Asked what they thought of former attorney general Jerry W. Kilgore, the Republican candidate for governor, this is what a sampling of voters said: Half think he is honest in his political dealings, and half think he would work to hold taxes down. Half think he would keep the economy strong, and half think he would improve public education. Almost half think he would improve transportation, and 19 percent think he is too far out of the political mainstream.

And 40 percent think he shares their values. The same number think he is neither too conservative nor too liberal -- just right.

What about Lt. Gov. Timothy M. Kaine, the Democratic nominee? Exactly the same.

A Washington Post poll, conducted the first week of September, found that Virginians hold both candidates in remarkably similar esteem as the battle for the executive mansion enters its final weeks.

It might be an indication that people have not yet paid much attention to the race. But it might also be a sign that neither man has the kind of outsize personality that generates passion for or against a candidate.

Bill Clinton had that larger-than-life personality. So did Ronald Reagan. Oliver L. North, the Republican candidate for Senate in 1994, oozed personality. Kaine and Kilgore? Not so much.

In the absence of strong personalities, many voters in the Post poll probably answered the questions as if they were choosing between generic Candidate A (Democrat) and Candidate B (Republican).Virginia's gubernatorial races tend to divide into ones that feature defining issues or ones that have defining personalities. It appears this campaign has neither.

In 1989, L. Douglas Wilder (D) became the nation's first black elected governor. Although he has a defining personality, there was a defining issue in that race, as well: abortion. A court decision in the summer triggered an avalanche of concern among women that states might outlaw abortion, and Wilder rode that to the governor's office.

Four years later, George Allen (R) beat then-Attorney General Mary Sue Terry (D) with another combination of personality and issues. The cowboy-hat-wearing, tobacco-chewing, son-of-a-football-coach shtick helped Allen sell two main promises: welfare reform and parole abolition.

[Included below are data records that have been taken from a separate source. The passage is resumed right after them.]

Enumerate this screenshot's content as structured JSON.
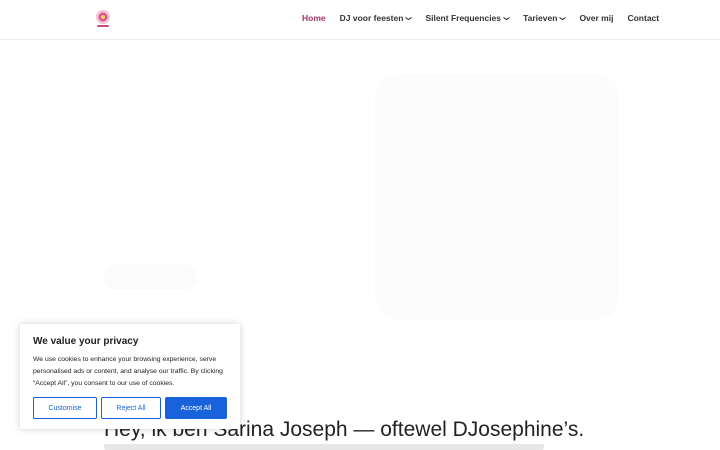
{
  "header": {
    "logo_icon": "djosephines-logo-icon",
    "nav": [
      {
        "label": "Home",
        "active": true,
        "dropdown": false
      },
      {
        "label": "DJ voor feesten",
        "active": false,
        "dropdown": true
      },
      {
        "label": "Silent Frequencies",
        "active": false,
        "dropdown": true
      },
      {
        "label": "Tarieven",
        "active": false,
        "dropdown": true
      },
      {
        "label": "Over mij",
        "active": false,
        "dropdown": false
      },
      {
        "label": "Contact",
        "active": false,
        "dropdown": false
      }
    ],
    "accent_color": "#a6326b"
  },
  "main": {
    "headline": "Hey, ik ben Sarina Joseph — oftewel DJosephine’s."
  },
  "cookie_banner": {
    "title": "We value your privacy",
    "text": "We use cookies to enhance your browsing experience, serve personalised ads or content, and analyse our traffic. By clicking “Accept All”, you consent to our use of cookies.",
    "customise_label": "Customise",
    "reject_label": "Reject All",
    "accept_label": "Accept All",
    "button_color": "#1863dc"
  }
}
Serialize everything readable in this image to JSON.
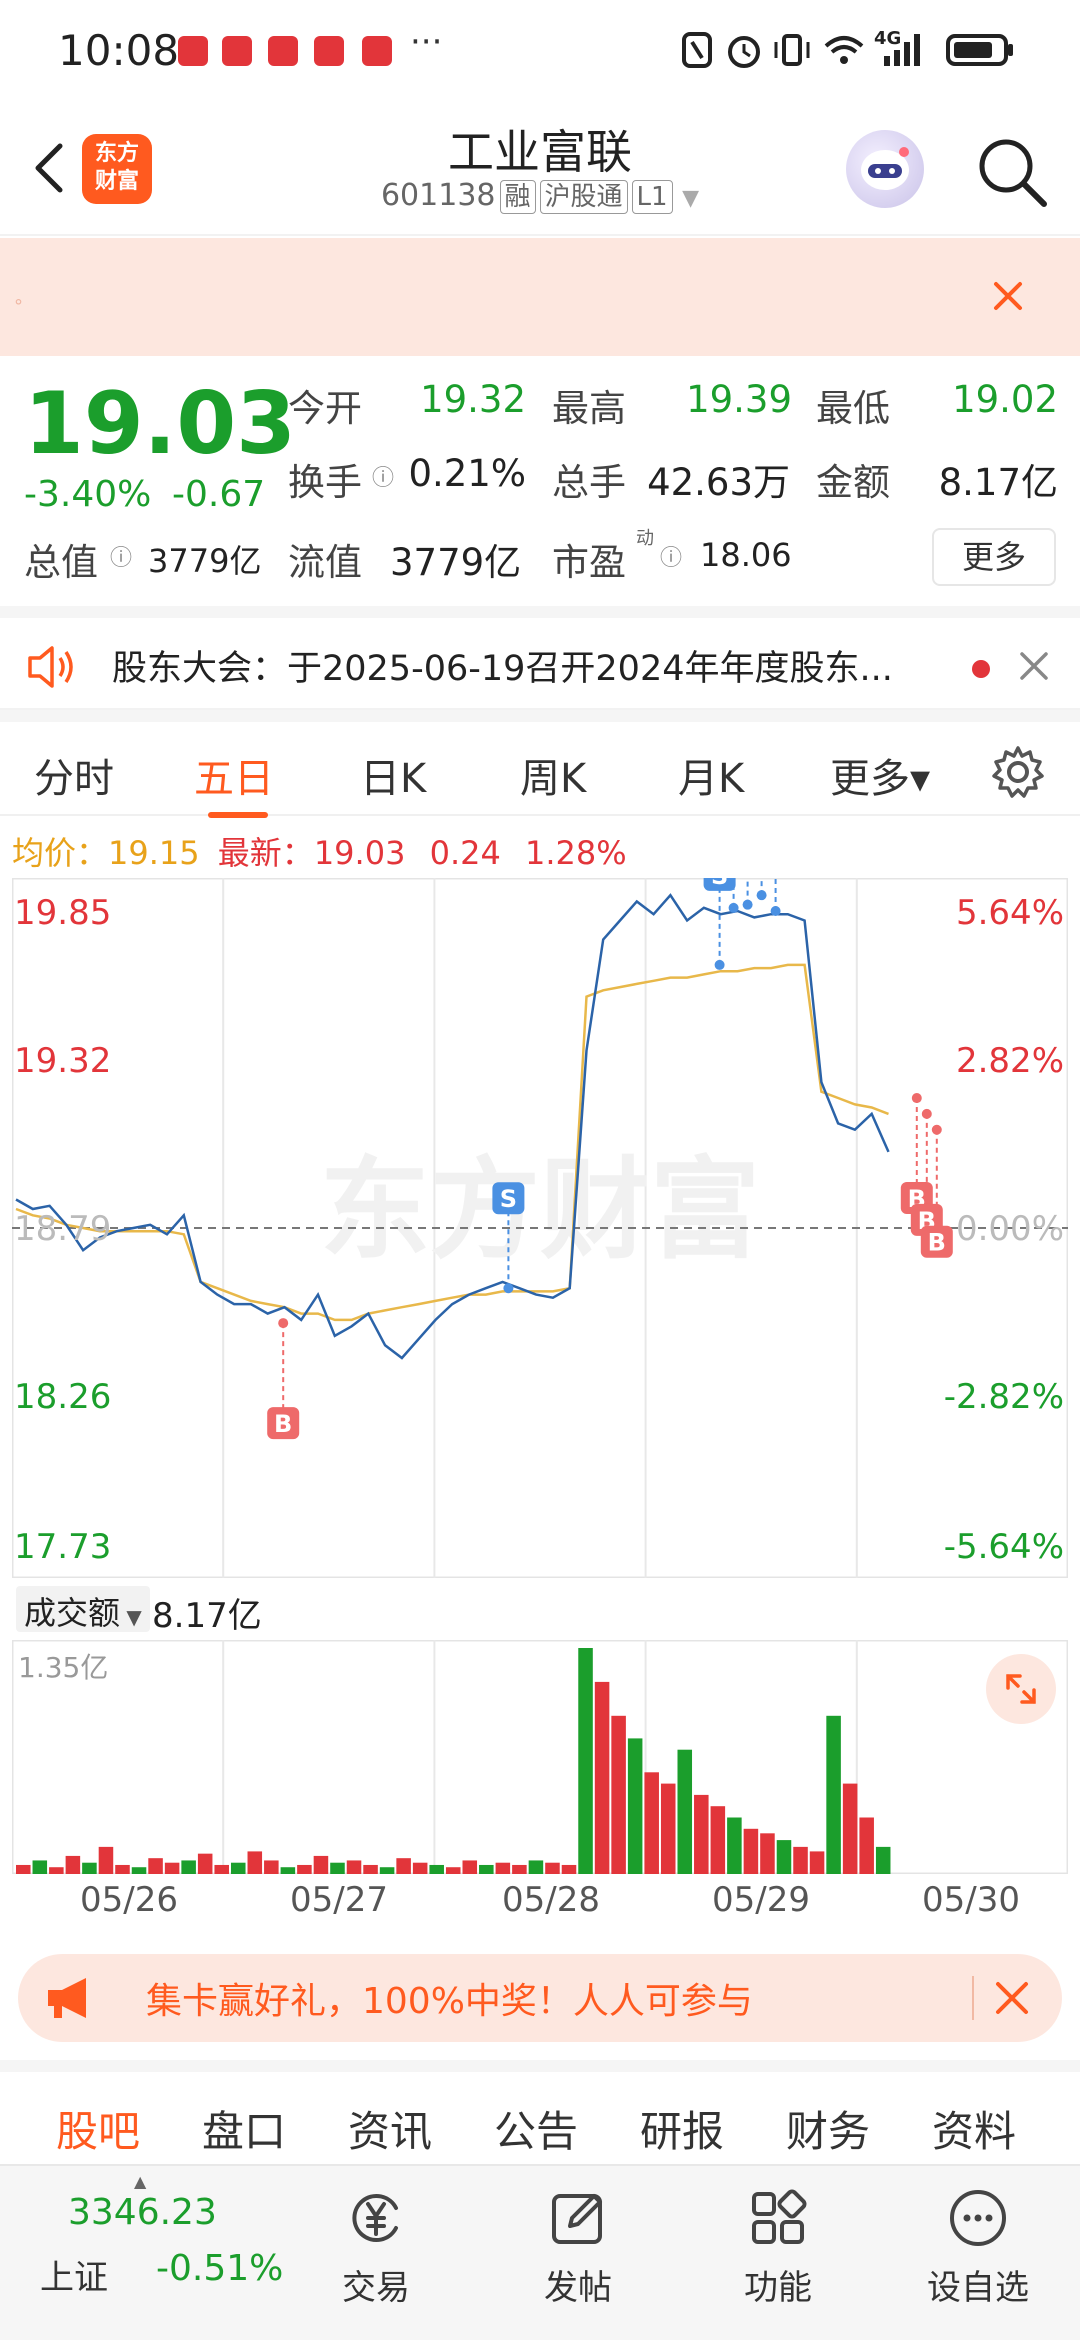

By 1997, James S. Gilmore III (R) trounced Donald S. Beyer Jr. (D) with a single issue: the car tax. Neither candidate exuded personality -- Beyer might have been Mr. Rogers -- although Gilmore later showed an acerbic side that helped to ruin relations with the legislature and damaged his legacy.

Mark R. Warner (D) won four years later with no real issue, other than a promise to manage the state better and hold a referendum on a transportation tax. Although he was (and still is) somewhat awkward personally, his persona -- millionaire technology entrepreneur -- helped him cross the finish line first.

In 2005, neither candidate has offered a blockbuster issue, preferring instead to propose carefully crafted positions. Want to lower homeowner taxes? Both candidates have a plan. Want more roads? Neither candidate offers much in the way of money. Want better schools? Kaine and Kilgore promise that, too.

As for personality, don't hold your breath.

Kilgore is the perfectly groomed candidate. He stays on message. Kaine, who entered the race with a reputation for shoot-from-the-hip frankness, has become almost as carefully managed.

But there's still time -- and hope. Last week, for example, a bit of the real candidates showed through, thanks to a discussion forum at the Alexandria Chamber of Commerce.

Answering a question from the crowd about deficits in the Gilmore years, Kilgore went off message and said there had been no deficits. Technically true; they were "shortfalls." But people in the audience didn't care. They laughed out loud, even as Kilgore barreled ahead stubbornly, insisting he was right.

Kaine's reaction was immediate and harsh. The next day, he called a news conference to denounce Kilgore as practically incompetent. No carefully crafted words there.